Screens are a thing of the past, according to Palermo, in a design world focused on integrated context. Everything is always running and UX design needs to make operations simple for the end user, removing clutter found on apps currently. The UX needs to change as well to make sure only a few connections are occupying the space, and Palermo claims data-driven design might help towards a cleaner interface.

He also points out that loading will no longer be an issue, adding that we already tune out of websites that take more a few seconds to load — hence why Facebook, Apple, and Google all launched systems to make webpages load faster — so consumers will have even less patience for IoT services that are spend time booting or loading.

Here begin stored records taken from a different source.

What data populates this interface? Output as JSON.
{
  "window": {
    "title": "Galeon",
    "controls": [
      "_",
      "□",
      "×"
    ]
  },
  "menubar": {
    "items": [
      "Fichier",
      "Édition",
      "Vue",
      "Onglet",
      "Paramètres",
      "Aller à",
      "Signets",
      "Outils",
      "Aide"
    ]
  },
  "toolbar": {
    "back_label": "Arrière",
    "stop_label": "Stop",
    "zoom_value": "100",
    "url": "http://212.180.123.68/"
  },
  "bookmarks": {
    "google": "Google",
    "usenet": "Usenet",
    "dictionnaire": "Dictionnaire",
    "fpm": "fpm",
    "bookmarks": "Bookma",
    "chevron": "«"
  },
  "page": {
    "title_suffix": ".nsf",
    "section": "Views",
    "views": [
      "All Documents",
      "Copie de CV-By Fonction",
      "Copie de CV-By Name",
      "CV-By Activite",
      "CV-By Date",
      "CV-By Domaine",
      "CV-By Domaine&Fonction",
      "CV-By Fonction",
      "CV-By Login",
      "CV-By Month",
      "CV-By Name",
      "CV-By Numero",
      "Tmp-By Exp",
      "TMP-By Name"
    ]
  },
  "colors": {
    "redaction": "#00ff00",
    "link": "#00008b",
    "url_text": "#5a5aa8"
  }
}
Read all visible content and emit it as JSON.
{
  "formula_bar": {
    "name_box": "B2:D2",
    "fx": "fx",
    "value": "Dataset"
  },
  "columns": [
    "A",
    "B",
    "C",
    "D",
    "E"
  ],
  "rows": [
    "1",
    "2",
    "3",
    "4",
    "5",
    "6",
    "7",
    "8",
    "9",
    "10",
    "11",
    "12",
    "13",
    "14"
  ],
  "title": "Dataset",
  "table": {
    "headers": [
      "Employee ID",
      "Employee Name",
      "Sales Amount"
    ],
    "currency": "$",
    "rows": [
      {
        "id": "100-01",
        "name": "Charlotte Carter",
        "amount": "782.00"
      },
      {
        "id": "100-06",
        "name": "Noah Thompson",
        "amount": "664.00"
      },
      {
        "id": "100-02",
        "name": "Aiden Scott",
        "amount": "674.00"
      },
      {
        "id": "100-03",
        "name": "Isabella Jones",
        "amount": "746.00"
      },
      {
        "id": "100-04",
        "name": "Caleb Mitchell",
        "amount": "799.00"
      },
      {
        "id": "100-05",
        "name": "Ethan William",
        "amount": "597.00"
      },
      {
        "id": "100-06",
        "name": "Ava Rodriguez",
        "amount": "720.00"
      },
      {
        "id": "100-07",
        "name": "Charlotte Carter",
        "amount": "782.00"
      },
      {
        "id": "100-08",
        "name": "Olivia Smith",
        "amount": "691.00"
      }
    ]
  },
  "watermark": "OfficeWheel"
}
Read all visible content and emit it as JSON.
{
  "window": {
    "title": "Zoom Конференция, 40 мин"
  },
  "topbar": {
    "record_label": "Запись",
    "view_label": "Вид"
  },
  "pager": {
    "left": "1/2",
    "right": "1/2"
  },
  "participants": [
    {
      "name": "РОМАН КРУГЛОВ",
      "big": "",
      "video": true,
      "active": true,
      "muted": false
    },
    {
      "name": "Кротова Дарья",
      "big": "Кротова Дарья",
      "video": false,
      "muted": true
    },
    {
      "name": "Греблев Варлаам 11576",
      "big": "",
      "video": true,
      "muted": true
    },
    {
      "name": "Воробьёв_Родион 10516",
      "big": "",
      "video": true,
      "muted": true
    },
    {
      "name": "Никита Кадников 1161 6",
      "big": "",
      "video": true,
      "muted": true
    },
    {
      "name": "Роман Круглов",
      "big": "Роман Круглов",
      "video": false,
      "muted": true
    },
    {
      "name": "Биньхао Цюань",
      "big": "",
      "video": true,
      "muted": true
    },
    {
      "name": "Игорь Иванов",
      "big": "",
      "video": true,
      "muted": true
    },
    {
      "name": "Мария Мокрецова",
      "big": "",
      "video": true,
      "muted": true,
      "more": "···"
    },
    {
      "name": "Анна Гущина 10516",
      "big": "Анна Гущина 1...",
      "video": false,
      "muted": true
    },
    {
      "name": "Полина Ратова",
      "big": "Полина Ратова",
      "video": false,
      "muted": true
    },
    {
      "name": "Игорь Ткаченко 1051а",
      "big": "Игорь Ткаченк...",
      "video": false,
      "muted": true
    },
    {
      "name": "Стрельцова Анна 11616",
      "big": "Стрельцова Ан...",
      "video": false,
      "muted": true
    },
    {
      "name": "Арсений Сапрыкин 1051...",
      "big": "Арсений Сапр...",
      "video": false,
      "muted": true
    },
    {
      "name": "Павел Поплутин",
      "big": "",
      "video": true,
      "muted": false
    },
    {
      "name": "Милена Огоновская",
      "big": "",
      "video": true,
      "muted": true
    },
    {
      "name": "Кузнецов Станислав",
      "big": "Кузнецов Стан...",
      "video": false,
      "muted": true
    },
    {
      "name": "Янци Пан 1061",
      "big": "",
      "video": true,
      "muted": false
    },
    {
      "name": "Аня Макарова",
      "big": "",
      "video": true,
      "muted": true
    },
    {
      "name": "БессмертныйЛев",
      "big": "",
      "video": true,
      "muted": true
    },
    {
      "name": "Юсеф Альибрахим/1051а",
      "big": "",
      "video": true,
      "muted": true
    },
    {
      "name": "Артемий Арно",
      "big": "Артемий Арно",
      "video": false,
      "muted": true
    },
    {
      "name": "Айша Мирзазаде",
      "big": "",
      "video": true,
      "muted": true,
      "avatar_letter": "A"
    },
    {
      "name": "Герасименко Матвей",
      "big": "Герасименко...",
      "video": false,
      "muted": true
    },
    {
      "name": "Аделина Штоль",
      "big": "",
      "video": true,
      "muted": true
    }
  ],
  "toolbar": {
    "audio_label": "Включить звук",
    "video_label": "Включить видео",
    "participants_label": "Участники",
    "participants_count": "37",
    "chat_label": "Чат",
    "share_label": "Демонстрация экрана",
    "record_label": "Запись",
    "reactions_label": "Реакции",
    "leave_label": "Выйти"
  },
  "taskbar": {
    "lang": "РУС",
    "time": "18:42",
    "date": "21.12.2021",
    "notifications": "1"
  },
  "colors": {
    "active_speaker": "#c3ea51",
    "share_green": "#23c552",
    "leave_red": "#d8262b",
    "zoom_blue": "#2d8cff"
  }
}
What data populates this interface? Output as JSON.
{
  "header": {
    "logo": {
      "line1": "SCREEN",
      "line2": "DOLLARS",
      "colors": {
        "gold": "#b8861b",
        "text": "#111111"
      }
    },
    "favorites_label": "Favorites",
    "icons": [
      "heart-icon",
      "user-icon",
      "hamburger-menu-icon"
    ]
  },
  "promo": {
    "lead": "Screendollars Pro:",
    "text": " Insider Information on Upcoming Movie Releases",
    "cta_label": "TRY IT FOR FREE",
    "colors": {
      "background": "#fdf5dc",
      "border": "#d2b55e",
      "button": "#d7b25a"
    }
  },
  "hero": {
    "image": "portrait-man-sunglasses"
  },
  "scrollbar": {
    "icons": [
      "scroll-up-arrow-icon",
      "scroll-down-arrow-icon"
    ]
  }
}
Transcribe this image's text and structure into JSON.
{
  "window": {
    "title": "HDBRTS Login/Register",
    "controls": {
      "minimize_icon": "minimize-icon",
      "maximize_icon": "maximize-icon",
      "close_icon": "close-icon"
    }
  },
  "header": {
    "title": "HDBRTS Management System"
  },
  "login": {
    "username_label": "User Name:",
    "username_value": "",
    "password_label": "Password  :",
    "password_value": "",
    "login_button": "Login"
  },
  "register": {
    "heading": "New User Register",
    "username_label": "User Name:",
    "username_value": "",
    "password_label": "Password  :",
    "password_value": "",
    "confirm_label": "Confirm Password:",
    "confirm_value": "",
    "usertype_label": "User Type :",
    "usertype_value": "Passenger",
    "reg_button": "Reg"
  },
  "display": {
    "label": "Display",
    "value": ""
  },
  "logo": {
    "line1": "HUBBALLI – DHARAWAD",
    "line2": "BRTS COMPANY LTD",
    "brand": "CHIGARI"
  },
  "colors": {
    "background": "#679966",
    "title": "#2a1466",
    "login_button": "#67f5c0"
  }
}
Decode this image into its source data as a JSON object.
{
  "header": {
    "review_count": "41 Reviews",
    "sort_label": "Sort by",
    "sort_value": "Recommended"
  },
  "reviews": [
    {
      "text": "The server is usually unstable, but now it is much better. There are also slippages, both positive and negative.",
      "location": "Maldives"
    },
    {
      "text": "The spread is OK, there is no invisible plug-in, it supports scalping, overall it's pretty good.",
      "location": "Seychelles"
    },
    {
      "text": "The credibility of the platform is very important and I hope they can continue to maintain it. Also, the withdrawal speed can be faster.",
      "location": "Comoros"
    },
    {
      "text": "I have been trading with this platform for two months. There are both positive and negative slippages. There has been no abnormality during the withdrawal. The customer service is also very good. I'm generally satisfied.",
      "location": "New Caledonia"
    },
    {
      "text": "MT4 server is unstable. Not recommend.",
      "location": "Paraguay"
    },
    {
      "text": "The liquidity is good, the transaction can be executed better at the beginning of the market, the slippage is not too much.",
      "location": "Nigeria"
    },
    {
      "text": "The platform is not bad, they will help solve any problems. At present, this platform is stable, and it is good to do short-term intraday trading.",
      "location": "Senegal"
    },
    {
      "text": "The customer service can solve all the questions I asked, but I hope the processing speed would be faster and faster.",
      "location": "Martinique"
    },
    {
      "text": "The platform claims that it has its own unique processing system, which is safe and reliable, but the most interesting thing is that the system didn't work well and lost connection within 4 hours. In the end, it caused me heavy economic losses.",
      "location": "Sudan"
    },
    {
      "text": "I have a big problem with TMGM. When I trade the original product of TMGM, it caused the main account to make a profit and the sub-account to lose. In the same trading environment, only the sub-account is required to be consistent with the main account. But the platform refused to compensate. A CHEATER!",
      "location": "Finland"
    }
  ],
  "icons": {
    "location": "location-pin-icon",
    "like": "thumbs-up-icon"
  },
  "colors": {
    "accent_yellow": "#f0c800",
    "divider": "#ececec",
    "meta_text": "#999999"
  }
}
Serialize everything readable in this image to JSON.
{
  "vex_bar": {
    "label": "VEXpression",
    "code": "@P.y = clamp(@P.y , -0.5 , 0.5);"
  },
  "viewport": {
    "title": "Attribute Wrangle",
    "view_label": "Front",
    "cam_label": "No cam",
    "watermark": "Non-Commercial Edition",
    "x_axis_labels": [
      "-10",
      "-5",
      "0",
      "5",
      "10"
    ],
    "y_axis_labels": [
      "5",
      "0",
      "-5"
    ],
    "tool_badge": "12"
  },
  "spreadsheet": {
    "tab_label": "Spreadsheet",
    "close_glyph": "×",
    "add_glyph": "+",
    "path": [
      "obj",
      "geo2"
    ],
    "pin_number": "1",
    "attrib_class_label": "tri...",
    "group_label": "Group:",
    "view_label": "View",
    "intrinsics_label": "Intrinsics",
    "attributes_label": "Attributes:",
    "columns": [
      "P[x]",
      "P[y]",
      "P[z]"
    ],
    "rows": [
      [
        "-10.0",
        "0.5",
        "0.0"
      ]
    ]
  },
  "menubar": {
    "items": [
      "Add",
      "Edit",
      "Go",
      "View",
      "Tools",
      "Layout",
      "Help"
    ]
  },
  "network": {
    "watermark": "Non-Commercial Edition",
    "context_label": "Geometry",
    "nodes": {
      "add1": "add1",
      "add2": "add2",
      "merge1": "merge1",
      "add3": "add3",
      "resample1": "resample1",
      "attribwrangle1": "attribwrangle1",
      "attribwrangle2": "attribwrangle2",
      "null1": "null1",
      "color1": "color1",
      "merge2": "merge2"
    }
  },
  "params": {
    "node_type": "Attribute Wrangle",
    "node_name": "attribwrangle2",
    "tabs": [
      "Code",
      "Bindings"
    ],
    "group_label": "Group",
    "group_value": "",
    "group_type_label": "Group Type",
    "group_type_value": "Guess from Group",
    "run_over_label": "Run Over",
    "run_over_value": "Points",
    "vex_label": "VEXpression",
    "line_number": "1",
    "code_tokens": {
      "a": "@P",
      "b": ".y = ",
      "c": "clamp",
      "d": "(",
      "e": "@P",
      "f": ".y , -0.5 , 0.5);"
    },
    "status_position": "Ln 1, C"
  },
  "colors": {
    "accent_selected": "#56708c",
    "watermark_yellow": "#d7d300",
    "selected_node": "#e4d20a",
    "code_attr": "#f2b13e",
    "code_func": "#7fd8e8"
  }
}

That might be fixed by the time IoT comes to consumers, as LTE Advanced, Wi-Fi ac routers, and over 100Mbps download speeds become commonplace. Palermo also sees beacon technology adoption as an imperative to avoid poor radio signals indoors and believes designers should make it a top priority to set up systems with beacon technology in mind.

For it all to work, he says, there needs to be standards for IoT devices, which also seems to be developing.

Palermo suggests the Open Connectivity Foundation, a merger of the Open Interconnect Consortium and AllSeen Alliance, is a good sign of companies working to create standards for IoT. Having all devices cooperate with one another could advance consumer interest in IoT, instead of walled gardens that do not accept third-party devices.